Nowe systemy napędowe mają zostać wprowadzone do mistrzostw świata w 2022 roku, co oznaczałoby, że przyszły sezon będzie ostatnim dla koreańskiej marki. Motorsportowy dział Hyundaia miałby się mocniej skoncentrować na wyścigach.
– Hybryda jest teraz trudna do zbudowania. Mamy za mało czasu i niepokoi mnie to – krótko mówił dla DirtFisha Andrea Adamo, szef Hyundai Motorsport.
Rozumie się, że w interesie koreańskiej marki jest odłożenie nowych przepisów, podobnie jak miało to miejsce w Formule 1. Zdaniem Adamo w obecnej sytuacji gospodarczej należy poczekać z rewolucją.

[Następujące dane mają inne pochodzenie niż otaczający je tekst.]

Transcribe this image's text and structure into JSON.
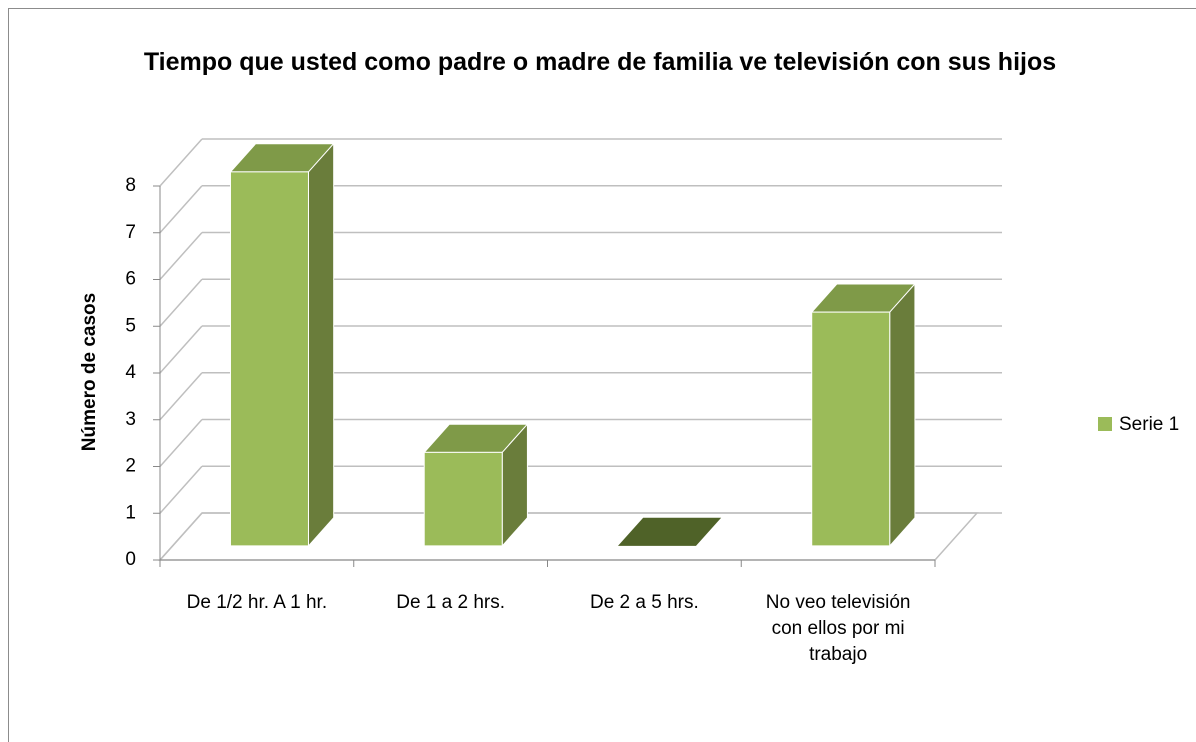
{
  "chart_data": {
    "type": "bar3d",
    "title": "Tiempo que usted como padre o madre de familia ve televisión con sus hijos",
    "y_label": "Número  de casos",
    "categories": [
      "De  1/2 hr. A 1 hr.",
      "De 1  a 2 hrs.",
      "De 2 a 5 hrs.",
      "No veo televisión con ellos por mi trabajo"
    ],
    "series": [
      {
        "name": "Serie 1",
        "color": "#9bbb59",
        "values": [
          8,
          2,
          0,
          5
        ]
      }
    ],
    "ylim": [
      0,
      8
    ],
    "yticks": [
      0,
      1,
      2,
      3,
      4,
      5,
      6,
      7,
      8
    ],
    "grid": true,
    "legend": "right"
  }
}
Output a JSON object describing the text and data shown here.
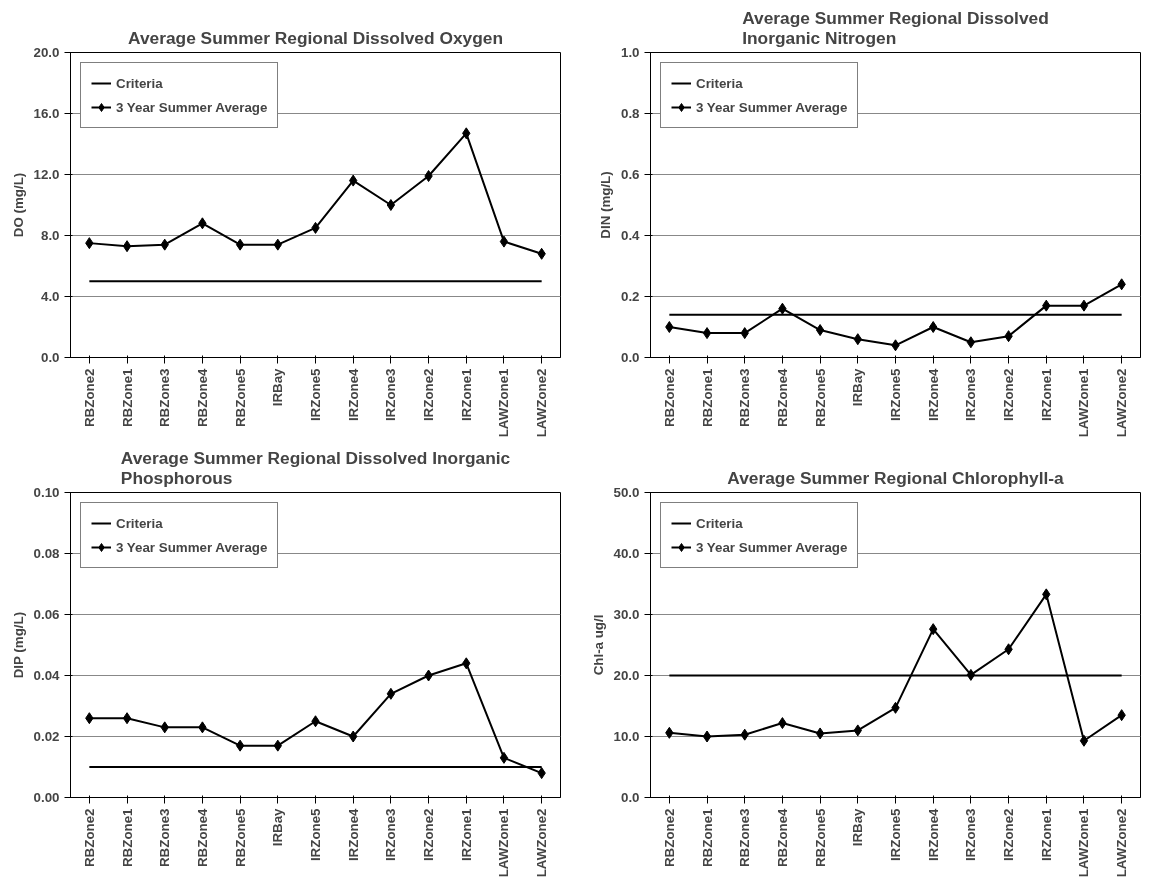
{
  "chart_data": [
    {
      "type": "line",
      "title": "Average Summer Regional Dissolved Oxygen",
      "ylabel": "DO (mg/L)",
      "categories": [
        "RBZone2",
        "RBZone1",
        "RBZone3",
        "RBZone4",
        "RBZone5",
        "IRBay",
        "IRZone5",
        "IRZone4",
        "IRZone3",
        "IRZone2",
        "IRZone1",
        "LAWZone1",
        "LAWZone2"
      ],
      "series": [
        {
          "name": "Criteria",
          "color": "#000000",
          "marker": "none",
          "values": [
            5.0,
            5.0,
            5.0,
            5.0,
            5.0,
            5.0,
            5.0,
            5.0,
            5.0,
            5.0,
            5.0,
            5.0,
            5.0
          ]
        },
        {
          "name": "3 Year Summer Average",
          "color": "#000000",
          "marker": "diamond",
          "values": [
            7.5,
            7.3,
            7.4,
            8.8,
            7.4,
            7.4,
            8.5,
            11.6,
            10.0,
            11.9,
            14.7,
            7.6,
            6.8
          ]
        }
      ],
      "ylim": [
        0,
        20
      ],
      "yticks": [
        {
          "value": 0,
          "label": "0.0"
        },
        {
          "value": 4,
          "label": "4.0"
        },
        {
          "value": 8,
          "label": "8.0"
        },
        {
          "value": 12,
          "label": "12.0"
        },
        {
          "value": 16,
          "label": "16.0"
        },
        {
          "value": 20,
          "label": "20.0"
        }
      ],
      "grid": "y",
      "legend": "top left"
    },
    {
      "type": "line",
      "title": "Average Summer Regional Dissolved\nInorganic Nitrogen",
      "ylabel": "DIN (mg/L)",
      "categories": [
        "RBZone2",
        "RBZone1",
        "RBZone3",
        "RBZone4",
        "RBZone5",
        "IRBay",
        "IRZone5",
        "IRZone4",
        "IRZone3",
        "IRZone2",
        "IRZone1",
        "LAWZone1",
        "LAWZone2"
      ],
      "series": [
        {
          "name": "Criteria",
          "color": "#000000",
          "marker": "none",
          "values": [
            0.14,
            0.14,
            0.14,
            0.14,
            0.14,
            0.14,
            0.14,
            0.14,
            0.14,
            0.14,
            0.14,
            0.14,
            0.14
          ]
        },
        {
          "name": "3 Year Summer Average",
          "color": "#000000",
          "marker": "diamond",
          "values": [
            0.1,
            0.08,
            0.08,
            0.16,
            0.09,
            0.06,
            0.04,
            0.1,
            0.05,
            0.07,
            0.17,
            0.17,
            0.24
          ]
        }
      ],
      "ylim": [
        0,
        1
      ],
      "yticks": [
        {
          "value": 0,
          "label": "0.0"
        },
        {
          "value": 0.2,
          "label": "0.2"
        },
        {
          "value": 0.4,
          "label": "0.4"
        },
        {
          "value": 0.6,
          "label": "0.6"
        },
        {
          "value": 0.8,
          "label": "0.8"
        },
        {
          "value": 1,
          "label": "1.0"
        }
      ],
      "grid": "y",
      "legend": "top left"
    },
    {
      "type": "line",
      "title": "Average Summer Regional Dissolved Inorganic\nPhosphorous",
      "ylabel": "DIP (mg/L)",
      "categories": [
        "RBZone2",
        "RBZone1",
        "RBZone3",
        "RBZone4",
        "RBZone5",
        "IRBay",
        "IRZone5",
        "IRZone4",
        "IRZone3",
        "IRZone2",
        "IRZone1",
        "LAWZone1",
        "LAWZone2"
      ],
      "series": [
        {
          "name": "Criteria",
          "color": "#000000",
          "marker": "none",
          "values": [
            0.01,
            0.01,
            0.01,
            0.01,
            0.01,
            0.01,
            0.01,
            0.01,
            0.01,
            0.01,
            0.01,
            0.01,
            0.01
          ]
        },
        {
          "name": "3 Year Summer Average",
          "color": "#000000",
          "marker": "diamond",
          "values": [
            0.026,
            0.026,
            0.023,
            0.023,
            0.017,
            0.017,
            0.025,
            0.02,
            0.034,
            0.04,
            0.044,
            0.013,
            0.008
          ]
        }
      ],
      "ylim": [
        0,
        0.1
      ],
      "yticks": [
        {
          "value": 0,
          "label": "0.00"
        },
        {
          "value": 0.02,
          "label": "0.02"
        },
        {
          "value": 0.04,
          "label": "0.04"
        },
        {
          "value": 0.06,
          "label": "0.06"
        },
        {
          "value": 0.08,
          "label": "0.08"
        },
        {
          "value": 0.1,
          "label": "0.10"
        }
      ],
      "grid": "y",
      "legend": "top left"
    },
    {
      "type": "line",
      "title": "Average Summer Regional Chlorophyll-a",
      "ylabel": "Chl-a ug/l",
      "categories": [
        "RBZone2",
        "RBZone1",
        "RBZone3",
        "RBZone4",
        "RBZone5",
        "IRBay",
        "IRZone5",
        "IRZone4",
        "IRZone3",
        "IRZone2",
        "IRZone1",
        "LAWZone1",
        "LAWZone2"
      ],
      "series": [
        {
          "name": "Criteria",
          "color": "#000000",
          "marker": "none",
          "values": [
            20,
            20,
            20,
            20,
            20,
            20,
            20,
            20,
            20,
            20,
            20,
            20,
            20
          ]
        },
        {
          "name": "3 Year Summer Average",
          "color": "#000000",
          "marker": "diamond",
          "values": [
            10.6,
            10.0,
            10.3,
            12.2,
            10.5,
            11.0,
            14.7,
            27.6,
            20.1,
            24.3,
            33.3,
            9.3,
            13.5
          ]
        }
      ],
      "ylim": [
        0,
        50
      ],
      "yticks": [
        {
          "value": 0,
          "label": "0.0"
        },
        {
          "value": 10,
          "label": "10.0"
        },
        {
          "value": 20,
          "label": "20.0"
        },
        {
          "value": 30,
          "label": "30.0"
        },
        {
          "value": 40,
          "label": "40.0"
        },
        {
          "value": 50,
          "label": "50.0"
        }
      ],
      "grid": "y",
      "legend": "top left"
    }
  ]
}
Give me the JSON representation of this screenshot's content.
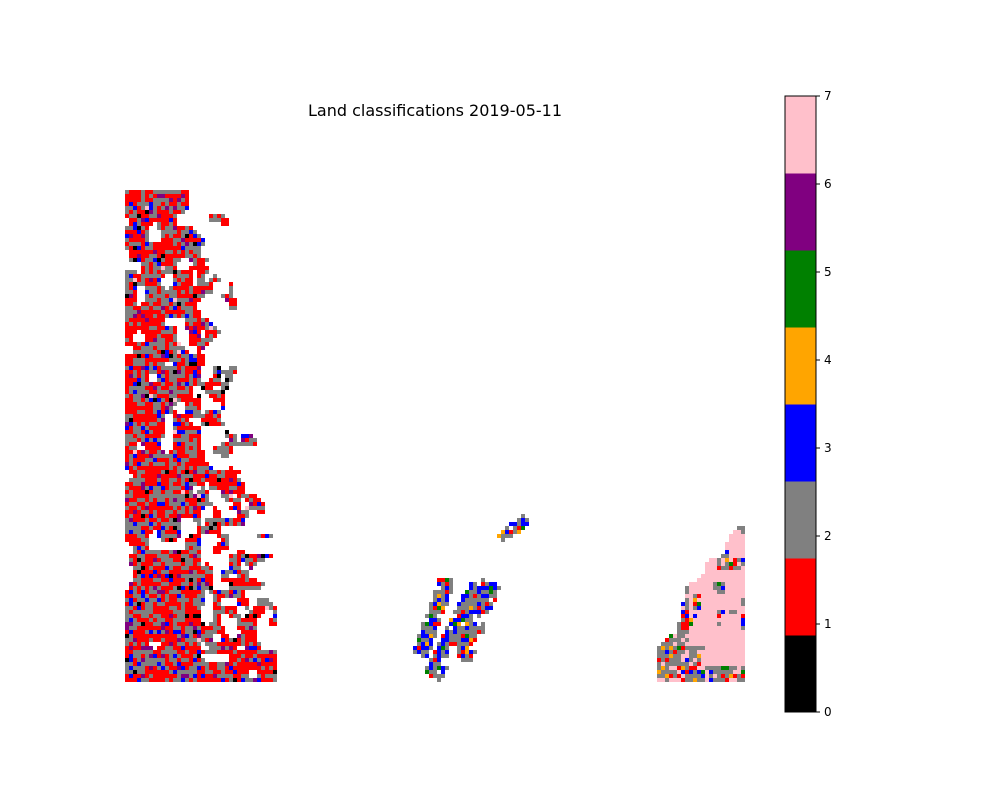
{
  "chart_data": {
    "type": "heatmap",
    "title": "Land classifications 2019-05-11",
    "xlabel": "",
    "ylabel": "",
    "colorbar": {
      "min": 0,
      "max": 7,
      "ticks": [
        0,
        1,
        2,
        3,
        4,
        5,
        6,
        7
      ],
      "tick_labels": [
        "0",
        "1",
        "2",
        "3",
        "4",
        "5",
        "6",
        "7"
      ],
      "class_colors": [
        "#000000",
        "#ff0000",
        "#808080",
        "#0000ff",
        "#ffa500",
        "#008000",
        "#800080",
        "#ffc0cb"
      ]
    },
    "no_data_color": "#ffffff",
    "axes_visible": false,
    "regions": [
      {
        "area": "west-edge strip",
        "dominant_classes": [
          1,
          2
        ],
        "minor_classes": [
          0,
          3,
          6
        ]
      },
      {
        "area": "central narrow strips",
        "dominant_classes": [
          2,
          3
        ],
        "minor_classes": [
          1,
          4,
          5
        ]
      },
      {
        "area": "south-east corner",
        "dominant_classes": [
          7,
          2
        ],
        "minor_classes": [
          1,
          3,
          4,
          5
        ]
      }
    ]
  }
}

Producent dla prywatnych zespołów?
W przyszłym tygodniu zaplanowano prezentację nowego i20 Rally2, a wkrótce po tym światło dzienne ma ujrzeć model i20 Rally3. Zaplanowane prezentacje sprawiają, że realne jest utrzymanie działu zajmującego się kontaktami z prywatnymi klientami. Jednak w obliczu zapowiedzianych zmian dotyczących aut klasy R5, również i ta część Hyundai Motorsport może zostać zamknięta.
Co dla Hyundaia?
Jeśli koreańska marka zdecyduje się mocniej zaangażować w wyścigach ma kilka możliwych opcji. Od 2022 roku w mistrzostwach świata w wyścigach długodystansowych będą obowiązywać nowe przepisy oparte na kategorii hipersamochodów. Możliwe jest również skoncentrowanie się na wyścigach klasy GT3, gdzie marka stworzyłaby program kliencki.
Nowe przepisy WRC mają zostać zatwierdzone na grudniowym posiedzeniu Rady Światowej FIA. Nadal jednak żaden z producentów nie zdecydował się na zaakceptowanie zmian. Nieoficjalnie mówi się o tym, że Toyota i M-Sport podpiszą stosowne dokumenty jesienią.